India Lynchings Revive Bitter Debate

Washington Post

DULENA, India -- It began, by most accounts, with a grisly rumor: Five men had been arrested after stealing a cow -- revered by Hindus as the mother of all humanity -- and skinning it alive just steps from the construction site of a Hindu temple. Something had to be done.

It was.

Inflamed by a day of religious revelry, a mob several thousand strong converged on the small police outpost where the men were being held, dragged them from their cell and beat them to death with clubs and bricks, according to government officials and local residents. Two of the bodies were burned.

Now the gruesome killings in this small farming community, less than an hour’s drive west of New Delhi, have revived an impassioned national debate: Is the life of a cow more sacred than that of a man?


The debate echoes a larger battle over the identity of this vast and ethnically diverse nation of a billion people, pitting the guardians of India’s secular pluralistic traditions against ascendant Hindu nationalists who see themselves as protectors of India’s dominant faith and culture.

Although authorities have promised a full investigation of the Oct. 15 lynchings, which occurred in the presence of several dozen police officers and a local magistrate, so far the only charges in the case have been lodged against the five dead men, for “cow slaughter.” Investigators have received the results of an autopsy -- on the cow.

And for many members of India’s powerful Hindu nationalist movement, the killing of the five dalits -- or untouchables, who occupy the lowest rung of the Hindu caste system -- was an understandable, perhaps even justified, response to an even more serious offense.

“We consider the cow to be the mother of the world, of humanity, so if you’ve murdered a cow, then you’ve murdered a mother,” said Pitambar Gaur, 35, who heads the local chapter of the World Hindu Council, a prominent nationalist group.

While expressing sympathy for the dead men, he described the killings as “logical” under the circumstances, adding, “If this act becomes a deterrent to prevent others from doing this, then I think it was right.”

Such statements have infuriated secular liberals, who see the case as the latest example of how Hindu extremists and their political allies -- including the Bharatiya Janata Party, which leads India’s coalition government -- are undermining the rule of law and deepening the fissures in Indian society. Politicians from the opposition Congress Party, among others, have accused police of conspiring with Hindu radicals in the state of Haryana to incite the lynchings, which have received prominent coverage in the Indian news media.
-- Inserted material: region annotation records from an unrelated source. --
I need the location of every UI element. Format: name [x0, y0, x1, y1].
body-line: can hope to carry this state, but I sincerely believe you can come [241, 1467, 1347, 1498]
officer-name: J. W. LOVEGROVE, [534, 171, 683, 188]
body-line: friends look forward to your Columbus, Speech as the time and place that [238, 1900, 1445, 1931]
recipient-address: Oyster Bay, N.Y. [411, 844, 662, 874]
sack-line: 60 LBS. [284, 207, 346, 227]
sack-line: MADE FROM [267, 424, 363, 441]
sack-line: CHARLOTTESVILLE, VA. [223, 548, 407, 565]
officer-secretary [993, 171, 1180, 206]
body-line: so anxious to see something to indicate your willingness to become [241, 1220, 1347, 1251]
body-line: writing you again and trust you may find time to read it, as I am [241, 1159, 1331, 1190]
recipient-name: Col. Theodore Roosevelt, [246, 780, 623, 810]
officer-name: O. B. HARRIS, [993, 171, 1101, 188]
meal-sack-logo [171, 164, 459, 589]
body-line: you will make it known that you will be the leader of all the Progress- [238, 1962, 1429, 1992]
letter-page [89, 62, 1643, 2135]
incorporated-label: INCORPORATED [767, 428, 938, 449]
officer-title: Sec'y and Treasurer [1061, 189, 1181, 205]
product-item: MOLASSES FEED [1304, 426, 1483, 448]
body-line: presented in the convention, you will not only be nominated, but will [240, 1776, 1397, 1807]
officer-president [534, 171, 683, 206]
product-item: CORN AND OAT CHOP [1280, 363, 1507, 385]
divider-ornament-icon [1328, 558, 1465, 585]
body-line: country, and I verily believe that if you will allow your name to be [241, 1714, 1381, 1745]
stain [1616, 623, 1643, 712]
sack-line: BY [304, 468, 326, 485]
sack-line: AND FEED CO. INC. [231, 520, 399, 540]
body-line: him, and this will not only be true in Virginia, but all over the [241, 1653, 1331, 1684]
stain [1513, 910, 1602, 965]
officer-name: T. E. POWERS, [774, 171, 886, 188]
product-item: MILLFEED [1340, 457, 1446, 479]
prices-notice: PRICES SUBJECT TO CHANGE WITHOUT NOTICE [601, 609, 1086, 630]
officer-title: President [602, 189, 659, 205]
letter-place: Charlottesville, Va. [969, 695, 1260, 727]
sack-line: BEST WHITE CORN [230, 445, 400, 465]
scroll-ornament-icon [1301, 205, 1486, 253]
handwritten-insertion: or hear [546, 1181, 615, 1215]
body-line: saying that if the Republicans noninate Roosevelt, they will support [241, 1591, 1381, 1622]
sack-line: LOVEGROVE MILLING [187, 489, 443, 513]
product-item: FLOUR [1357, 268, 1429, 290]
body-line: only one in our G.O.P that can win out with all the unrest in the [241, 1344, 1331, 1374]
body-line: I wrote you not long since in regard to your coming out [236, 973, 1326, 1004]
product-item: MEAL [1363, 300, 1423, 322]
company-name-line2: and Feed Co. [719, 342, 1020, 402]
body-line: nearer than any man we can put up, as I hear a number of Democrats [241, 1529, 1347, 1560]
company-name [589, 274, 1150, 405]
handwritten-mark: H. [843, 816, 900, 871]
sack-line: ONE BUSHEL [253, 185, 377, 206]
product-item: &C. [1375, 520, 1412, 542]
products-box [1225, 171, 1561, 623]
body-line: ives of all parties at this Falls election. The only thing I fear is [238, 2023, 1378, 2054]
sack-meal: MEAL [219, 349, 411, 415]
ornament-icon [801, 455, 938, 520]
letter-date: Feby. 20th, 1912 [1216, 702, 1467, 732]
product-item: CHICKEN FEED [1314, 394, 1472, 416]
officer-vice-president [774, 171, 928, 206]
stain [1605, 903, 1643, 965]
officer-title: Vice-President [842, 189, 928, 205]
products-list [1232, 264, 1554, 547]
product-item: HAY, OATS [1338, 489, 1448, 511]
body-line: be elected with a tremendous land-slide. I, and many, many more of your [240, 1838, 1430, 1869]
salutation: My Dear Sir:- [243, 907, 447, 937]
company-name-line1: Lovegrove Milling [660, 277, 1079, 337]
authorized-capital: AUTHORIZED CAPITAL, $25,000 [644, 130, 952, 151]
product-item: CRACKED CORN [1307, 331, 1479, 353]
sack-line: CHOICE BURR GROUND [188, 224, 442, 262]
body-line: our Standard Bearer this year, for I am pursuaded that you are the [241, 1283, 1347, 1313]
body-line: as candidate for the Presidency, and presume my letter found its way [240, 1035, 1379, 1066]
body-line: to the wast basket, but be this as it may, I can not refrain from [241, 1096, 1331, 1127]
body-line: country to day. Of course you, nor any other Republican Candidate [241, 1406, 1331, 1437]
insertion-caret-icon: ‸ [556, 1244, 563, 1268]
India has a long history of such bloodshed, typically involving clashes between Hindus and members of the country’s Muslim minority.

In the state of Gujarat last spring, Hindu mobs killed more than 1,000 Muslims after a Muslim mob attacked a train carrying Hindu activists, killing 60.


But dalits too have suffered their share of persecution. Although they are Hindus, their place at the bottom of the caste system renders them “impure” in the eyes of many Indians, and therefore suitable only for jobs that higher-caste Hindus shun.

One of those jobs involves skinning cattle. Although slaughtering cows is illegal in India, the government grants licenses to dalits who collect and sell the hides of cows that die of disease, old age or accidents. The lynching victims made their living this way, relatives said.

One of the victims, Virender Singh, 23, lived with his wife, two small children and their extended family in a two-story concrete home in Badshahpur, a village just outside New Delhi.

“You wouldn’t find a single fault with my son,” his 60-year-old mother, Ramvati, recalled as she squatted in the family’s fly-infested courtyard, a pink shawl framing her deeply lined face. “He worked with his hands and ate honestly. He didn’t drink, he didn’t smoke, he didn’t gamble.”


His father, Rattan Singh, said his son and four companions ran into trouble when they were driving to a distant village with a load of about 200 cowhides, which they planned to sell for up to $16 each. He denied that they had stopped to retrieve a cow, or cow carcass, and accused police of beating the five men to death after they refused to pay a bribe, then concocting the lynching story to cover their own crime.

Other relatives of the victims told a slightly different version, asserting that police beat one of the men to death. Then, they say, police sought to hide the evidence of their crime by planting the cow-killing rumor with Hindu extremists before turning over the other men to the mob.

That a lynching of some sort took place was confirmed by local residents as well as Gaur, the Hindu council official, who said he arrived on the scene around midnight to find five corpses in the road and about 500 people milling nearby.

The police investigation has made little headway, and police say their task has been hampered by the darkness and confusion of the moment. Villagers have been uncooperative; many sympathize with the killers.


“These are good Hindus and as good Hindus, it would be right that they got angry and killed them,” said Kuldip Singh, owner of a brick kiln about a mile from the police station. Besides, he asked, “If the villagers did it, why would they point a finger at themselves?”